Dinde aşırılığa kaçmak..





 














Dinde aşırılığa kaçmayı Rasulullah (s.a.v) uyarmış ve yasaklamıştır .

Ebû Muhammed Abdullah b. Amr b. El-Âs (ra) anlatır:
 

Benim “Yaşadığım sürece gündüzleri oruç tutacağım ve geceleri ibadete kalkacağım” dediğimden Rasûlullah (asm) haberdar olmuştu.

Bana:
“Bu sözü söyleyen sen misin?” buyurdu.


Ben:
“Evet, ya RasulALLAH, doğrudur” dedim.

Rasûlullah (asm):
“Böyle yapma. Bazen oruç tut. Gecenin bir kısmında uyu. Gecenin bir kısmında namaza kalkman yeter. Şüphesiz cesedinin senin üzerinde bir hakkı vardır. İki gözünün senin üzerinde bir hakkı vardır. Eşinin senin üzerinde bir hakkı vardır. Misafirlerinin senin üzerinde bir hakkı vardır. Her ayda üç gün oruç tutman sana yeter. Zira sana her iyiliğin on misli sevap vardır. Bu üç günlük oruç yıl orucu gibi olur” buyurdu.

Ben:
“Ey ALLAH’ın Rasûlu, benim daha fazlasına gücüm yeter!” dedim.

Rasûl-u Ekrem (asm):
“ O zaman ALLAH’ın Peygamberi Hz. Davut (as) orucunu tut. Üzerine fazlalaştırma” buyurdu.

Ben:
“Dâvud orucu nedir?” dedim.

Rasûl-u Ekrem (asm):
“Yılın yarısında tutulan oruçtur. Bir gün oruç tutar, bir gün yersin” buyurdu.

Ben:
“Bundan daha fazlasına gücüm yeter” dedim.

ALLAH Rasûlu (asm):
“Bundan daha faziletli oruç yoktur. En faziletli oruç Dâvûd orucudur” buyurdu.

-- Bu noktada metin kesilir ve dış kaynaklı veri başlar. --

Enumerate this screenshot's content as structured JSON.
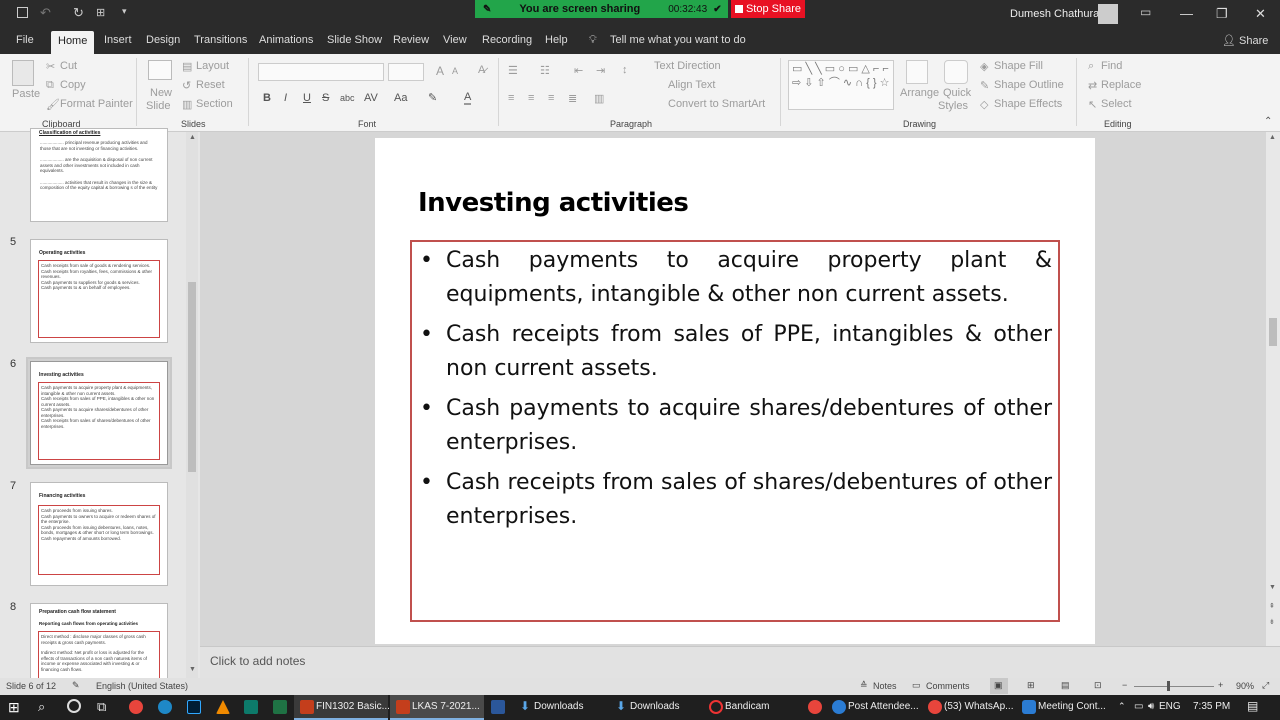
{
  "titlebar": {
    "user_name": "Dumesh Chathura",
    "share_banner": "You are screen sharing",
    "share_timer": "00:32:43",
    "stop_share": "Stop Share"
  },
  "menu": {
    "tabs": [
      "File",
      "Home",
      "Insert",
      "Design",
      "Transitions",
      "Animations",
      "Slide Show",
      "Review",
      "View",
      "Recording",
      "Help"
    ],
    "tell_me": "Tell me what you want to do",
    "share": "Share"
  },
  "ribbon": {
    "clipboard": {
      "paste": "Paste",
      "cut": "Cut",
      "copy": "Copy",
      "format_painter": "Format Painter",
      "group": "Clipboard"
    },
    "slides": {
      "new_slide_1": "New",
      "new_slide_2": "Slide",
      "layout": "Layout",
      "reset": "Reset",
      "section": "Section",
      "group": "Slides"
    },
    "font": {
      "bold": "B",
      "italic": "I",
      "underline": "U",
      "strike": "S",
      "shadow": "abc",
      "spacing": "AV",
      "case": "Aa",
      "font_color": "A",
      "grow": "A",
      "shrink": "A",
      "group": "Font"
    },
    "paragraph": {
      "text_direction": "Text Direction",
      "align_text": "Align Text",
      "convert_smartart": "Convert to SmartArt",
      "group": "Paragraph"
    },
    "drawing": {
      "arrange": "Arrange",
      "quick_styles_1": "Quick",
      "quick_styles_2": "Styles",
      "shape_fill": "Shape Fill",
      "shape_outline": "Shape Outline",
      "shape_effects": "Shape Effects",
      "group": "Drawing"
    },
    "editing": {
      "find": "Find",
      "replace": "Replace",
      "select": "Select",
      "group": "Editing"
    }
  },
  "thumbnails": {
    "slide4": {
      "title": "Classification of activities",
      "lines": [
        "................... principal revenue producing activities and those that are not investing or financing activities.",
        "................... are the acquisition & disposal of non current assets and other investments not included in cash equivalents.",
        "................... activities that result in changes in the size & composition of the equity capital & borrowing s of the entity"
      ]
    },
    "slide5": {
      "num": "5",
      "title": "Operating activities",
      "lines": [
        "Cash receipts from sale of goods & rendering services.",
        "Cash receipts from royalties, fees, commissions & other revenues.",
        "Cash payments to suppliers for goods & services.",
        "Cash payments to & on behalf of employees."
      ]
    },
    "slide6": {
      "num": "6",
      "title": "Investing activities",
      "lines": [
        "Cash payments to acquire property plant & equipments, intangible & other non current assets.",
        "Cash receipts from sales of PPE, intangibles & other non current assets.",
        "Cash payments to acquire shares/debentures of other enterprises.",
        "Cash receipts from sales of shares/debentures of other enterprises."
      ]
    },
    "slide7": {
      "num": "7",
      "title": "Financing activities",
      "lines": [
        "Cash proceeds from issuing shares.",
        "Cash payments to owners to acquire or redeem shares of the enterprise.",
        "Cash proceeds from issuing debentures, loans, notes, bonds, mortgages & other short or long term borrowings.",
        "Cash repayments of amounts borrowed."
      ]
    },
    "slide8": {
      "num": "8",
      "title": "Preparation cash flow statement",
      "subtitle": "Reporting cash flows from operating activities",
      "lines": [
        "Direct method : disclose major classes of gross cash receipts & gross cash payments.",
        "Indirect method: Net profit or loss is adjusted for the effects of transactions of a non cash nature& items of income or expense associated with investing & or financing cash flows."
      ]
    }
  },
  "slide": {
    "title": "Investing activities",
    "bullets": [
      "Cash payments to acquire property plant & equipments, intangible & other non current assets.",
      "Cash receipts from sales of PPE, intangibles & other non current assets.",
      "Cash payments to acquire shares/debentures of other enterprises.",
      "Cash receipts from sales of shares/debentures of other enterprises."
    ]
  },
  "notes_placeholder": "Click to add notes",
  "status": {
    "slide_info": "Slide 6 of 12",
    "language": "English (United States)",
    "notes": "Notes",
    "comments": "Comments",
    "zoom": "90%"
  },
  "taskbar": {
    "apps": [
      "FIN1302 Basic...",
      "LKAS 7-2021...",
      "Downloads",
      "Downloads",
      "Bandicam",
      "Post Attendee...",
      "(53) WhatsAp...",
      "Meeting Cont..."
    ],
    "language": "ENG",
    "time": "7:35 PM"
  },
  "colors": {
    "accent": "#c0504d",
    "share_green": "#22a54a",
    "stop_red": "#e81123"
  }
}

Abdullah (ra) yaşlandıktan, güç ve kuvvetten düştükten sonra derdi ki:
“Keşke ben Rasûlullah’ın (asm) tavsiye ettiği üç günlük orucu kabul etmiş olsaydım. Bana ailemden de, malımdan da daha sevimli olacaktı. Fakat heyhat! Şimdi çok geç!”